Everyone working in the organisation are volunteers, even the board of the association. This brings along some interesting characteristics: a member would typical stay only 3 years (4-5 if part of the board), will be following Technology studies besides his/her involvement in BEST and will have a different responsibility each year. Therefrom comes the general awareness throughout the organisation concerning the importance of Knowledge Management (KM).
As the organisation is managed by the board, which are generally speaking the only people working full time (60-70h/week), it is vital that they possess the needed skills and knowledge for the job.
The operational environment, however, is not very cooperative. The members of the board are generally spread out all over Europe, and there are only three dedicated board meetings (4-5 days) during their mandate (1 year). The rest of the time, all the work is done online. When I was member of the board, our virtual meetings consisted of a weekly Skype meeting, a continuous group chat and plenty of e-mails/individual chats.

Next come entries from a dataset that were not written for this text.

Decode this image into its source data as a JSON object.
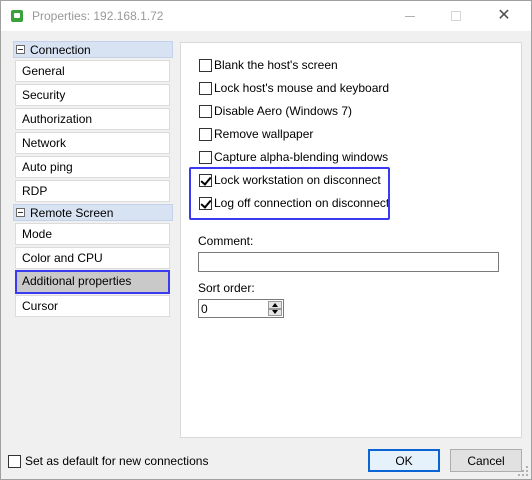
{
  "window": {
    "title": "Properties: 192.168.1.72",
    "close_glyph": "✕"
  },
  "sidebar": {
    "groups": [
      {
        "label": "Connection",
        "items": [
          "General",
          "Security",
          "Authorization",
          "Network",
          "Auto ping",
          "RDP"
        ]
      },
      {
        "label": "Remote Screen",
        "items": [
          "Mode",
          "Color and CPU",
          "Additional properties",
          "Cursor"
        ]
      }
    ],
    "selected_item": "Additional properties"
  },
  "options": {
    "blank_screen": {
      "label": "Blank the host's screen",
      "checked": false
    },
    "lock_input": {
      "label": "Lock host's mouse and keyboard",
      "checked": false
    },
    "disable_aero": {
      "label": "Disable Aero (Windows 7)",
      "checked": false
    },
    "remove_wallpaper": {
      "label": "Remove wallpaper",
      "checked": false
    },
    "alpha_blending": {
      "label": "Capture alpha-blending windows",
      "checked": false
    },
    "lock_workstation": {
      "label": "Lock workstation on disconnect",
      "checked": true
    },
    "log_off": {
      "label": "Log off connection on disconnect",
      "checked": true
    }
  },
  "comment": {
    "label": "Comment:",
    "value": ""
  },
  "sort_order": {
    "label": "Sort order:",
    "value": "0"
  },
  "footer": {
    "default_label": "Set as default for new connections",
    "default_checked": false,
    "ok_label": "OK",
    "cancel_label": "Cancel"
  },
  "colors": {
    "highlight": "#3a3af0",
    "group_header_bg": "#d7e3f3",
    "selected_bg": "#c9c9c9",
    "app_icon": "#3aa23a"
  }
}
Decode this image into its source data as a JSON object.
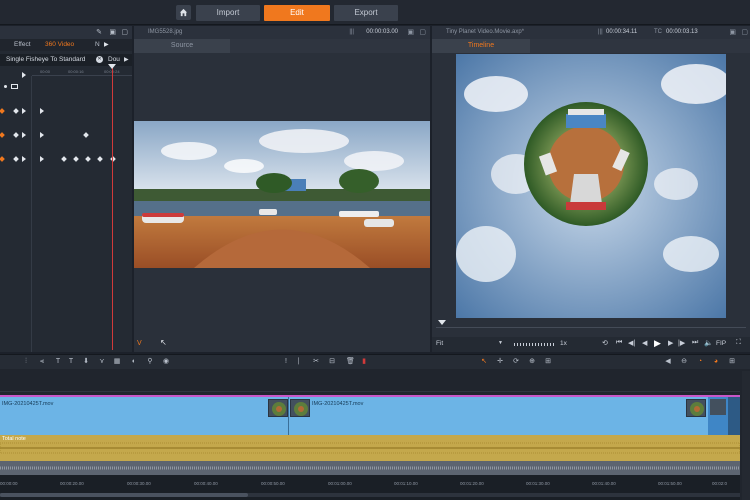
{
  "topbar": {
    "tabs": [
      {
        "label": "Import"
      },
      {
        "label": "Edit"
      },
      {
        "label": "Export"
      }
    ]
  },
  "left_panel": {
    "tab_effect": "Effect",
    "tab_360": "360 Video",
    "tab_n": "N",
    "effect_name": "Single Fisheye To Standard",
    "effect_aux": "Dou",
    "ruler_ticks": [
      "00:00",
      "00:00:16",
      "00:00:24"
    ]
  },
  "source_panel": {
    "filename": "IMG5528.jpg",
    "timecode": "00:00:03.00",
    "tab": "Source"
  },
  "player_panel": {
    "filename": "Tiny Planet Video.Movie.axp*",
    "duration": "00:00:34.11",
    "tc_label": "TC",
    "timecode": "00:00:03.13",
    "tab": "Timeline",
    "fit": "Fit",
    "speed": "1x",
    "fip": "FIP"
  },
  "timeline": {
    "clip1": "IMG-20210425T.mov",
    "clip2": "IMG-20210425T.mov",
    "audio_label": "Total note",
    "timecodes": [
      "00:00:00",
      "00:00:20.00",
      "00:00:30.00",
      "00:00:40.00",
      "00:00:50.00",
      "00:01:00.00",
      "00:01:10.00",
      "00:01:20.00",
      "00:01:30.00",
      "00:01:40.00",
      "00:01:50.00",
      "00:02:0"
    ]
  },
  "colors": {
    "accent": "#f0781e",
    "video_track": "#6cb4e6",
    "audio_track": "#c4a84c",
    "playhead": "#d13a3a"
  }
}
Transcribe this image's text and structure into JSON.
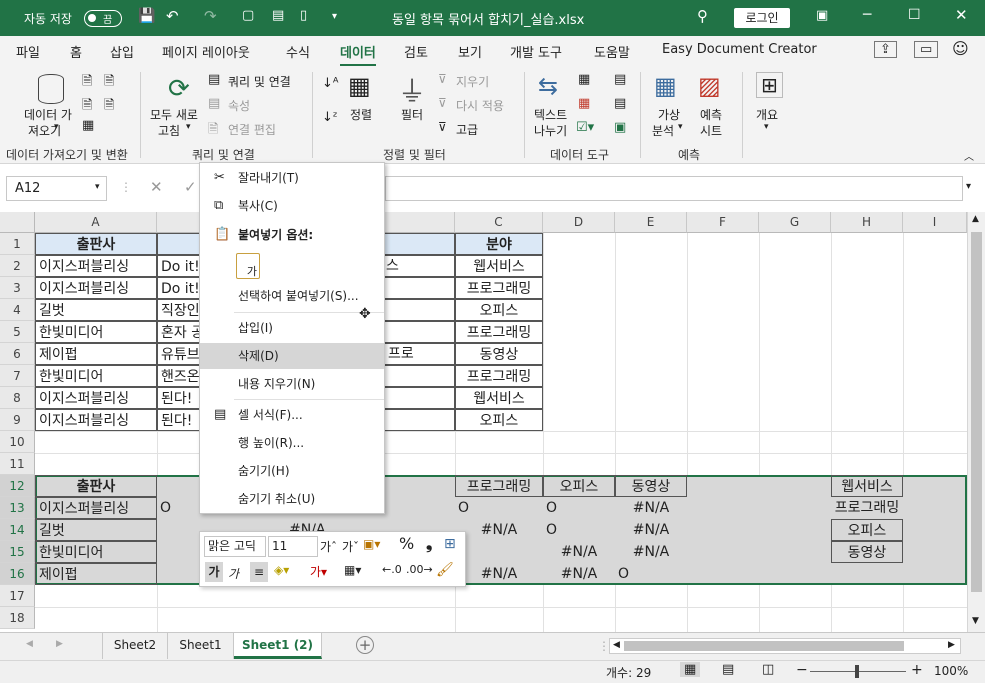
{
  "titlebar": {
    "autosave_label": "자동 저장",
    "autosave_state": "끔",
    "filename": "동일 항목 묶어서 합치기_실습.xlsx",
    "login_label": "로그인",
    "bg_color": "#217346"
  },
  "menu": {
    "items": [
      "파일",
      "홈",
      "삽입",
      "페이지 레이아웃",
      "수식",
      "데이터",
      "검토",
      "보기",
      "개발 도구",
      "도움말",
      "Easy Document Creator"
    ],
    "active": "데이터"
  },
  "ribbon": {
    "get_data_label1": "데이터 가",
    "get_data_label2": "져오기",
    "refresh_all_label1": "모두 새로",
    "refresh_all_label2": "고침",
    "queries_connections": "쿼리 및 연결",
    "properties": "속성",
    "edit_links": "연결 편집",
    "sort": "정렬",
    "filter": "필터",
    "clear": "지우기",
    "reapply": "다시 적용",
    "advanced": "고급",
    "text_to_columns1": "텍스트",
    "text_to_columns2": "나누기",
    "what_if1": "가상",
    "what_if2": "분석",
    "forecast1": "예측",
    "forecast2": "시트",
    "outline": "개요",
    "groups": [
      "데이터 가져오기 및 변환",
      "쿼리 및 연결",
      "정렬 및 필터",
      "데이터 도구",
      "예측"
    ]
  },
  "formula_bar": {
    "name_box": "A12"
  },
  "columns": [
    "A",
    "B",
    "C",
    "D",
    "E",
    "F",
    "G",
    "H",
    "I"
  ],
  "rows": [
    "1",
    "2",
    "3",
    "4",
    "5",
    "6",
    "7",
    "8",
    "9",
    "10",
    "11",
    "12",
    "13",
    "14",
    "15",
    "16",
    "17",
    "18"
  ],
  "table1": {
    "header_a": "출판사",
    "header_c": "분야",
    "rows": [
      {
        "a": "이지스퍼블리싱",
        "b": "Do it!",
        "b2": "스",
        "c": "웹서비스"
      },
      {
        "a": "이지스퍼블리싱",
        "b": "Do it!",
        "b2": "",
        "c": "프로그래밍"
      },
      {
        "a": "길벗",
        "b": "직장인",
        "b2": "",
        "c": "오피스"
      },
      {
        "a": "한빛미디어",
        "b": "혼자 공",
        "b2": "",
        "c": "프로그래밍"
      },
      {
        "a": "제이펍",
        "b": "유튜브",
        "b2": "프로",
        "c": "동영상"
      },
      {
        "a": "한빛미디어",
        "b": "핸즈온",
        "b2": "",
        "c": "프로그래밍"
      },
      {
        "a": "이지스퍼블리싱",
        "b": "된다!",
        "b2": "",
        "c": "웹서비스"
      },
      {
        "a": "이지스퍼블리싱",
        "b": "된다!",
        "b2": "",
        "c": "오피스"
      }
    ]
  },
  "table2": {
    "header_a": "출판사",
    "header_c": "프로그래밍",
    "header_d": "오피스",
    "header_e": "동영상",
    "rows": [
      {
        "a": "이지스퍼블리싱",
        "b": "O",
        "c": "O",
        "d": "O",
        "e": "#N/A"
      },
      {
        "a": "길벗",
        "b": "#N/A",
        "c": "#N/A",
        "d": "O",
        "e": "#N/A"
      },
      {
        "a": "한빛미디어",
        "b": "",
        "c": "",
        "d": "#N/A",
        "e": "#N/A"
      },
      {
        "a": "제이펍",
        "b": "",
        "c": "#N/A",
        "d": "#N/A",
        "e": "O"
      }
    ]
  },
  "side_list": [
    "웹서비스",
    "프로그래밍",
    "오피스",
    "동영상"
  ],
  "context_menu": {
    "items": [
      {
        "label": "잘라내기(T)",
        "icon": "scissors-icon"
      },
      {
        "label": "복사(C)",
        "icon": "copy-icon"
      },
      {
        "label": "붙여넣기 옵션:",
        "icon": "paste-icon"
      },
      {
        "label": "가",
        "icon": "paste-text-icon"
      },
      {
        "label": "선택하여 붙여넣기(S)...",
        "icon": ""
      },
      {
        "label": "삽입(I)",
        "icon": ""
      },
      {
        "label": "삭제(D)",
        "icon": ""
      },
      {
        "label": "내용 지우기(N)",
        "icon": ""
      },
      {
        "label": "셀 서식(F)...",
        "icon": "format-cells-icon"
      },
      {
        "label": "행 높이(R)...",
        "icon": ""
      },
      {
        "label": "숨기기(H)",
        "icon": ""
      },
      {
        "label": "숨기기 취소(U)",
        "icon": ""
      }
    ],
    "selected": "삭제(D)"
  },
  "mini_toolbar": {
    "font": "맑은 고딕",
    "size": "11",
    "bold": "가",
    "italic": "가"
  },
  "sheet_tabs": [
    "Sheet2",
    "Sheet1",
    "Sheet1 (2)"
  ],
  "active_tab": "Sheet1 (2)",
  "status": {
    "count": "개수: 29",
    "zoom": "100%"
  }
}
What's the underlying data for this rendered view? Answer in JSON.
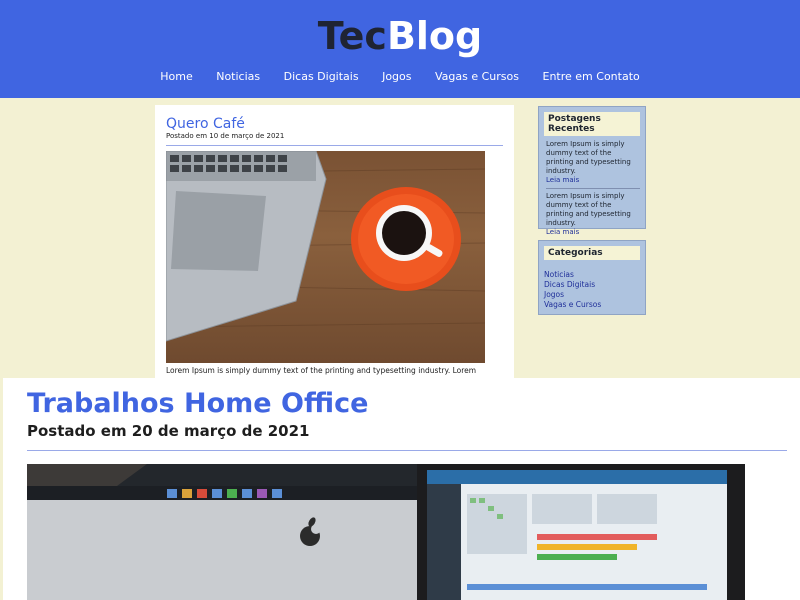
{
  "header": {
    "logo_part1": "Tec",
    "logo_part2": "Blog",
    "nav": [
      "Home",
      "Noticias",
      "Dicas Digitais",
      "Jogos",
      "Vagas e Cursos",
      "Entre em Contato"
    ]
  },
  "post1": {
    "title": "Quero Café",
    "date": "Postado em 10 de março de 2021",
    "excerpt": "Lorem Ipsum is simply dummy text of the printing and typesetting industry. Lorem"
  },
  "sidebar": {
    "recent_title": "Postagens Recentes",
    "recent_posts": [
      {
        "text": "Lorem Ipsum is simply dummy text of the printing and typesetting industry.",
        "more": "Leia mais"
      },
      {
        "text": "Lorem Ipsum is simply dummy text of the printing and typesetting industry.",
        "more": "Leia mais"
      }
    ],
    "categories_title": "Categorias",
    "categories": [
      "Noticias",
      "Dicas Digitais",
      "Jogos",
      "Vagas e Cursos"
    ]
  },
  "post2": {
    "title": "Trabalhos Home Office",
    "date": "Postado em 20 de março de 2021"
  }
}
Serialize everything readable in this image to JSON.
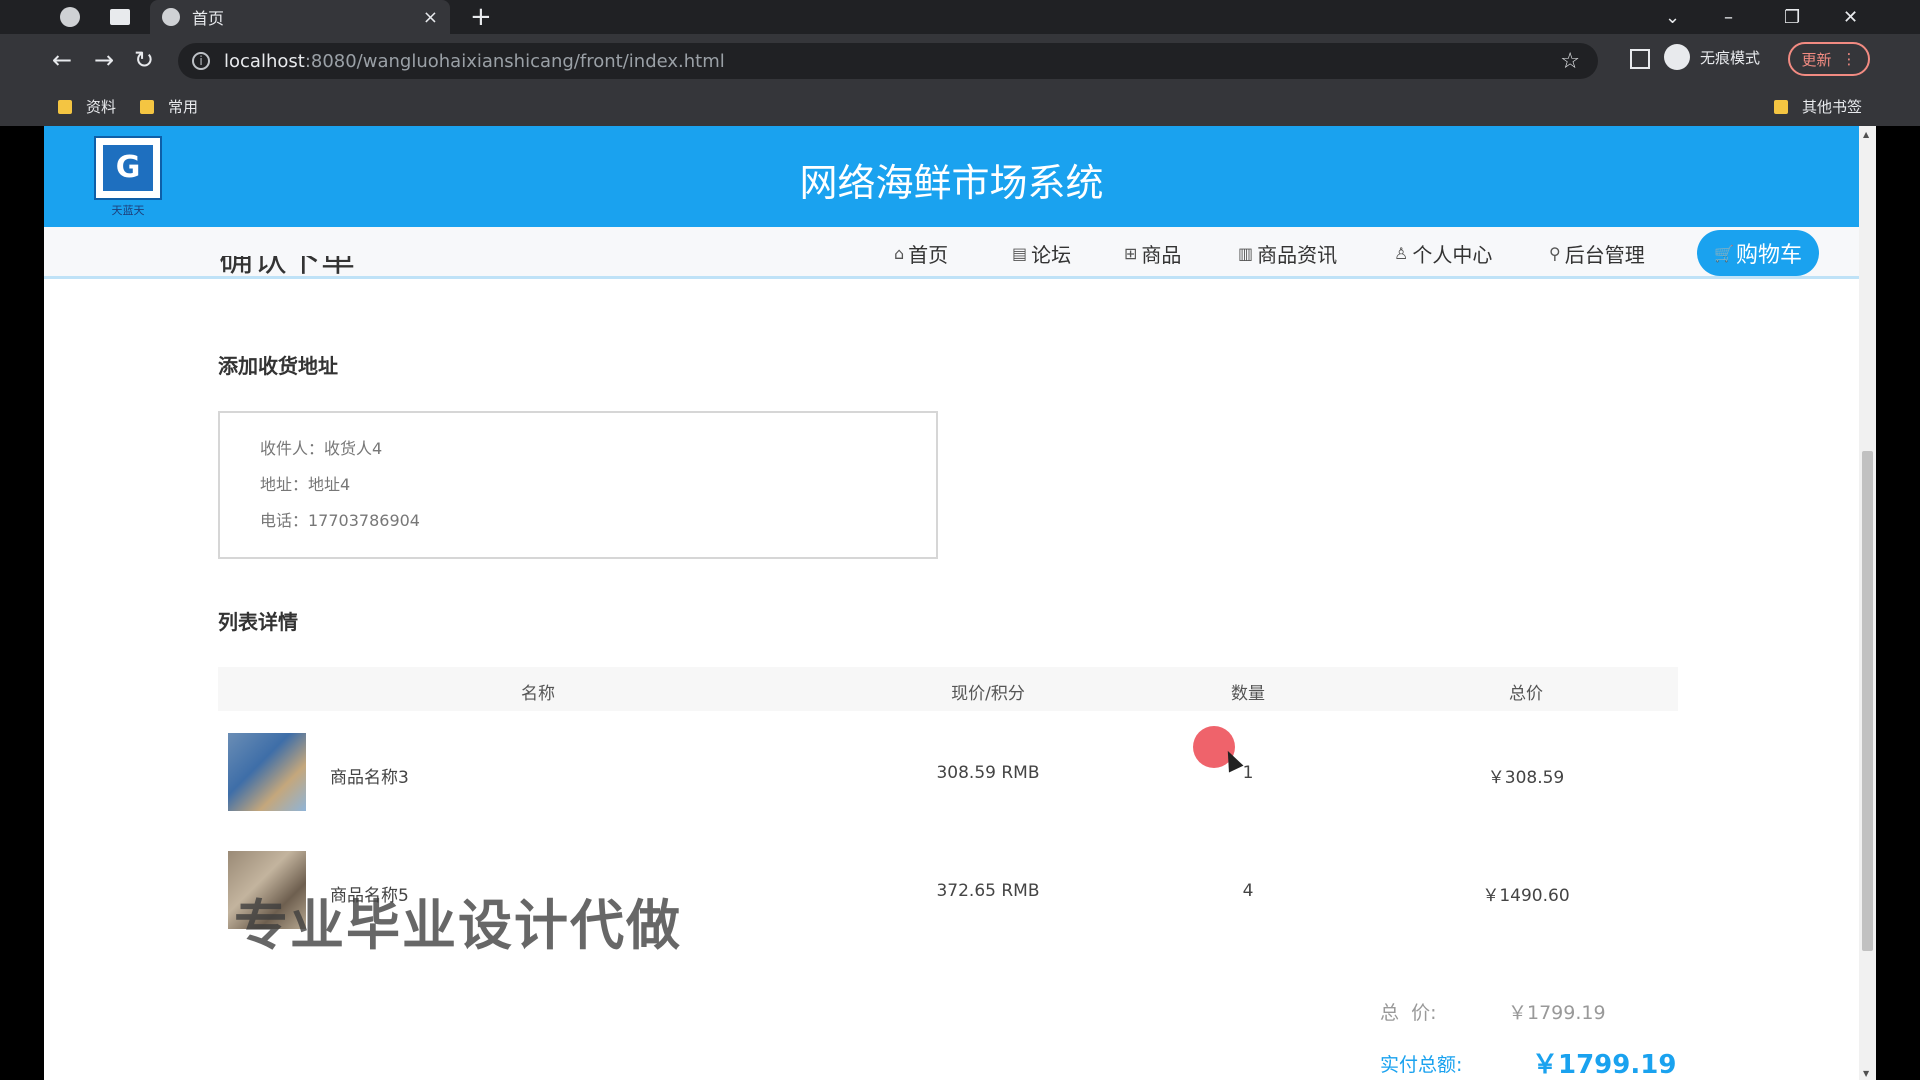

Each board member starts their 1-year mandate on 1st July, barely two months after their election. Given the common need to wrap up educational obligations (e.g. finishing exams or writing master thesis), this is short. And so there is no delay: the Knowledge Transfer process starts the very next day after elections. During a two-day event, the newly elected board is given a first introduction to the organisation and the work and year flow of the International Board.
A few (1-3) weeks later, the “Board Training” is organised. This weekl ong event gathers the members of new and old International Board, usually coming from different European countries. The first three days the new board is in isolation having their teambuilding, under the guidance of a professional/experienced trainer.
During the second part, the new board is presented with a complete overview of the history of BEST, highlights and downfalls included. This is important because it helps to understand the current situation and see the limits of the organisation. The Board Training finishes with putting their newly acquired knowledge to the test during a four-hour case study. This case study is designed to simulate the work that a board usually has to do and uses real life cases.
Throughout the mandate year, a lot of projects are worked upon and new knowledge is created. In order for the organisation to retain this knowledge, a document repository is available - it contains reports of meetings and manuals for specific topics/situations.
One of the main conclusions of the Knowledge Management Project we ran in 2012-2013 was that a document repository (or document archive) can’t be merely a collection of documents. Unfortunately many people tend to look at it this way. Each archived document has to serve a purpose, or else it should not be archived. Too many documents will cloud the view, because if everything is important, nothing is. Having learnt this, we decided to improve our archive, which contained documents piled up over 24 years, resulting in a collection of too many documents, often not useful.
Therefore, at the end of our mandate, we spent nearly two months going through all our documents, thinking which are necessary to pass on and which are not. The selected documents were then cleaned so that anyone in the future would be able to read them and get the message straight away. We didn’t tackle the documents that came before us, a clean start was our best option.
Building and maintaining a document repository is not an easy task. Time should be reserved for it. However, it is worth it, no matter if you have a fast changing board or a board that lasts for years.
BEST has to deal with people going off and on board, and it manages so through several techniques, of which I merely highlighted the association board KM aspect. However, if we compare this to the corporate world, academics and other associations, there is one vital, underlying aspect that really makes it work. It is the culture of openness, transparency and availability of information. This allows people to grow at their pace, without any structural boundary.